Need help on scraping multiple speeches from a particular URL.
It's basically an archive of transcribed speeches, with subheading for the year, month, plus unique URLs for each speech. I've been trying to scrape speeches for a particular month, but I've been struggling as the urls for the speeches themselves follow no particular order to establish a vector that I can then successfully scrape and apply.
library(stringr)
library(rvest)
url_base <- "http://historico.presidencia.gov.co/discursos/discursos2010/enero/%d.html"

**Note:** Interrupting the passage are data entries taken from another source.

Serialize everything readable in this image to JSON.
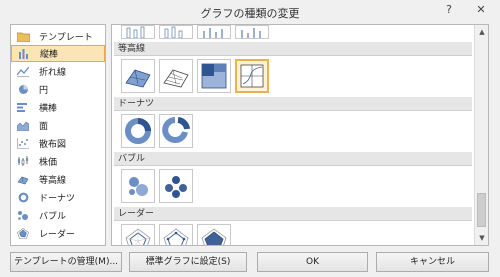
{
  "window": {
    "title": "グラフの種類の変更",
    "help_label": "?",
    "close_label": "✕"
  },
  "categories": [
    {
      "label": "テンプレート",
      "icon": "folder-icon"
    },
    {
      "label": "縦棒",
      "icon": "column-chart-icon",
      "selected": true
    },
    {
      "label": "折れ線",
      "icon": "line-chart-icon"
    },
    {
      "label": "円",
      "icon": "pie-chart-icon"
    },
    {
      "label": "横棒",
      "icon": "bar-chart-icon"
    },
    {
      "label": "面",
      "icon": "area-chart-icon"
    },
    {
      "label": "散布図",
      "icon": "scatter-chart-icon"
    },
    {
      "label": "株価",
      "icon": "stock-chart-icon"
    },
    {
      "label": "等高線",
      "icon": "surface-chart-icon"
    },
    {
      "label": "ドーナツ",
      "icon": "doughnut-chart-icon"
    },
    {
      "label": "バブル",
      "icon": "bubble-chart-icon"
    },
    {
      "label": "レーダー",
      "icon": "radar-chart-icon"
    }
  ],
  "gallery": {
    "sections": [
      {
        "title": "等高線",
        "thumbs": [
          "3d-surface-icon",
          "wireframe-surface-icon",
          "contour-icon",
          "wireframe-contour-icon"
        ],
        "selected_index": 3
      },
      {
        "title": "ドーナツ",
        "thumbs": [
          "doughnut-icon",
          "exploded-doughnut-icon"
        ]
      },
      {
        "title": "バブル",
        "thumbs": [
          "bubble-icon",
          "3d-bubble-icon"
        ]
      },
      {
        "title": "レーダー",
        "thumbs": [
          "radar-icon",
          "radar-markers-icon",
          "filled-radar-icon"
        ]
      }
    ]
  },
  "buttons": {
    "manage_templates": "テンプレートの管理(M)...",
    "set_default": "標準グラフに設定(S)",
    "ok": "OK",
    "cancel": "キャンセル"
  }
}
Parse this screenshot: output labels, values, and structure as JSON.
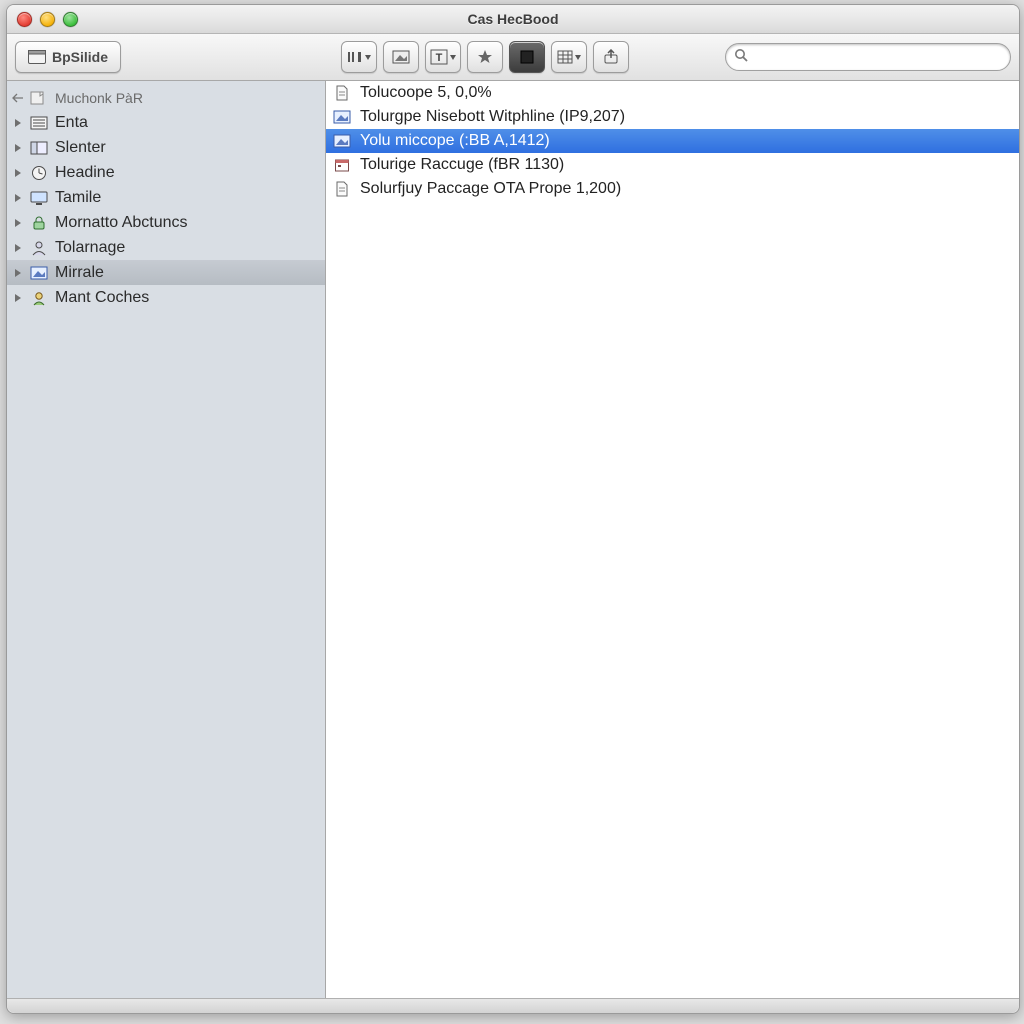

The original URL has /archivo.html, but I wanted to try out making it dynamic
###Here's the code I am trying to work with:
map_df(, function(i){
page <- read_html(sprintf(url_base, i))
data.frame(speech= html_text(html_nodes(page, "td.parrafo[align='left']")))
}) -> Uribe2ndTerm
####Here's the code used for an individual speech, as a reference.
example_url <- "http://historico.presidencia.gov.co/discursos/discursos2009/septiembre/religion_29092009.html"
one <- read_html(example_url)
two <- html_nodes(one, "td.parrafo[align='left']")
three <- html_text(two)
four <- str_replace_all(three, "(\r|\n\s*)", "")
Any help would be graciously appreciated.